Grant number: 21/09238-6
Support type:Scholarships abroad - Research Internship - Doctorate
Effective date (Start): November 15, 2021
Effective date (End): November 14, 2022
Field of knowledge:Engineering - Materials and Metallurgical Engineering - Nonmetallic Materials
Principal researcher:Rodrigo Bresciani Canto
Grantee:Rafael Vargas Maginador
Supervisor abroad: Francois Hild
Home Institution: Centro de Ciências Exatas e de Tecnologia (CCET). Universidade Federal de São Carlos (UFSCAR). São Carlos , SP, Brazil
Research place: École Normale Supérieure Paris-Saclay (ENS Paris-Saclay), France  
Associated to the scholarship:18/23081-0 - Fracture mechanisms of refractories at room and elevated temperatures analyzed with wedge splitting tests and image correlation, BP.DR

Abstract

High temperature and corrosive environments in which castable refractories are utilized involve high risks.

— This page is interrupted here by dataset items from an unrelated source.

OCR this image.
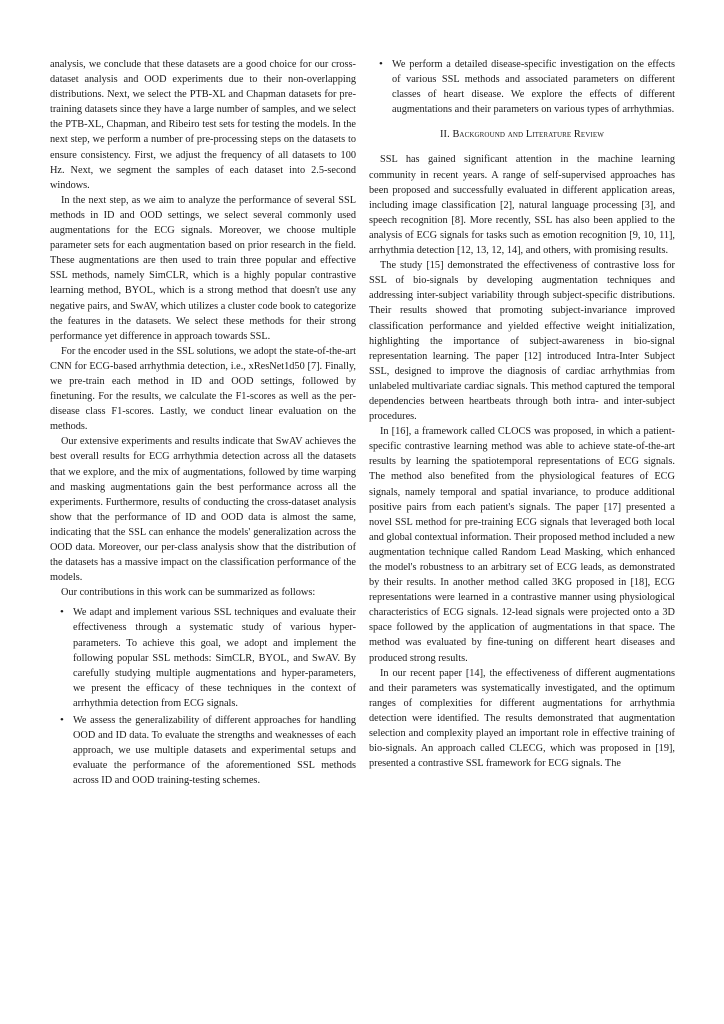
analysis, we conclude that these datasets are a good choice for our cross-dataset analysis and OOD experiments due to their non-overlapping distributions. Next, we select the PTB-XL and Chapman datasets for pre-training datasets since they have a large number of samples, and we select the PTB-XL, Chapman, and Ribeiro test sets for testing the models. In the next step, we perform a number of pre-processing steps on the datasets to ensure consistency. First, we adjust the frequency of all datasets to 100 Hz. Next, we segment the samples of each dataset into 2.5-second windows.

In the next step, as we aim to analyze the performance of several SSL methods in ID and OOD settings, we select several commonly used augmentations for the ECG signals. Moreover, we choose multiple parameter sets for each augmentation based on prior research in the field. These augmentations are then used to train three popular and effective SSL methods, namely SimCLR, which is a highly popular contrastive learning method, BYOL, which is a strong method that doesn't use any negative pairs, and SwAV, which utilizes a cluster code book to categorize the features in the datasets. We select these methods for their strong performance yet difference in approach towards SSL.

For the encoder used in the SSL solutions, we adopt the state-of-the-art CNN for ECG-based arrhythmia detection, i.e., xResNet1d50 [7]. Finally, we pre-train each method in ID and OOD settings, followed by finetuning. For the results, we calculate the F1-scores as well as the per-disease class F1-scores. Lastly, we conduct linear evaluation on the methods.

Our extensive experiments and results indicate that SwAV achieves the best overall results for ECG arrhythmia detection across all the datasets that we explore, and the mix of augmentations, followed by time warping and masking augmentations gain the best performance across all the experiments. Furthermore, results of conducting the cross-dataset analysis show that the performance of ID and OOD data is almost the same, indicating that the SSL can enhance the models' generalization across the OOD data. Moreover, our per-class analysis show that the distribution of the datasets has a massive impact on the classification performance of the models.

Our contributions in this work can be summarized as follows:

• We adapt and implement various SSL techniques and evaluate their effectiveness through a systematic study of various hyper-parameters. To achieve this goal, we adopt and implement the following popular SSL methods: SimCLR, BYOL, and SwAV. By carefully studying multiple augmentations and hyper-parameters, we present the efficacy of these techniques in the context of arrhythmia detection from ECG signals.
• We assess the generalizability of different approaches for handling OOD and ID data. To evaluate the strengths and weaknesses of each approach, we use multiple datasets and experimental setups and evaluate the performance of the aforementioned SSL methods across ID and OOD training-testing schemes.
• We perform a detailed disease-specific investigation on the effects of various SSL methods and associated parameters on different classes of heart disease. We explore the effects of different augmentations and their parameters on various types of arrhythmias.
II. Background and Literature Review

SSL has gained significant attention in the machine learning community in recent years. A range of self-supervised approaches has been proposed and successfully evaluated in different application areas, including image classification [2], natural language processing [3], and speech recognition [8]. More recently, SSL has also been applied to the analysis of ECG signals for tasks such as emotion recognition [9, 10, 11], arrhythmia detection [12, 13, 12, 14], and others, with promising results.

The study [15] demonstrated the effectiveness of contrastive loss for SSL of bio-signals by developing augmentation techniques and addressing inter-subject variability through subject-specific distributions. Their results showed that promoting subject-invariance improved classification performance and yielded effective weight initialization, highlighting the importance of subject-awareness in bio-signal representation learning. The paper [12] introduced Intra-Inter Subject SSL, designed to improve the diagnosis of cardiac arrhythmias from unlabeled multivariate cardiac signals. This method captured the temporal dependencies between heartbeats through both intra- and inter-subject procedures.

In [16], a framework called CLOCS was proposed, in which a patient-specific contrastive learning method was able to achieve state-of-the-art results by learning the spatiotemporal representations of ECG signals. The method also benefited from the physiological features of ECG signals, namely temporal and spatial invariance, to produce additional positive pairs from each patient's signals. The paper [17] presented a novel SSL method for pre-training ECG signals that leveraged both local and global contextual information. Their proposed method included a new augmentation technique called Random Lead Masking, which enhanced the model's robustness to an arbitrary set of ECG leads, as demonstrated by their results. In another method called 3KG proposed in [18], ECG representations were learned in a contrastive manner using physiological characteristics of ECG signals. 12-lead signals were projected onto a 3D space followed by the application of augmentations in that space. The method was evaluated by fine-tuning on different heart diseases and produced strong results.

In our recent paper [14], the effectiveness of different augmentations and their parameters was systematically investigated, and the optimum ranges of complexities for different augmentations for arrhythmia detection were identified. The results demonstrated that augmentation selection and complexity played an important role in effective training of bio-signals. An approach called CLECG, which was proposed in [19], presented a contrastive SSL framework for ECG signals. The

In this context, the characterization of their fracture properties becomes extremely important, and an essential tool for the correct selection, application, development and research of these materials. However, crack propagation features depend on the underlying microstructure and heterogeneity, thereby creating a Fracture Process Zone (FPZ), i.e., an energy dissipating region near the crack tip. If crack propagation is studied with surface data alone, much information from the fracture process in the bulk is not available. In this internship project, it is proposed to obtain insight about the FPZ using volumetric data acquired via in-situ Wedge Splitting Tests (WSTs) performed in an X-ray scanner. The displacement field will be experimentally measured with Digital Volume Correlation and will be used as boundary conditions to drive finite element simulations. The measured displacement field will also be confronted to the simulated kinematics to check its validity. Relevant mechanical parameters will be extracted as the minimizers of the chi-squared norm of the difference between measured and simulated data (i.e., load and displacement fields). This methodology will be used to obtain parameters that match as best as possible the experimental results with computer simulations. The FPZ would then be measurable from damaged elements, and computer simulations would consider the wake effects given by energy dissipation mechanisms (e.g., mechanical union of aggregates after cracking, crack branching and microcracking). This information will also give insight about the 3D crack path.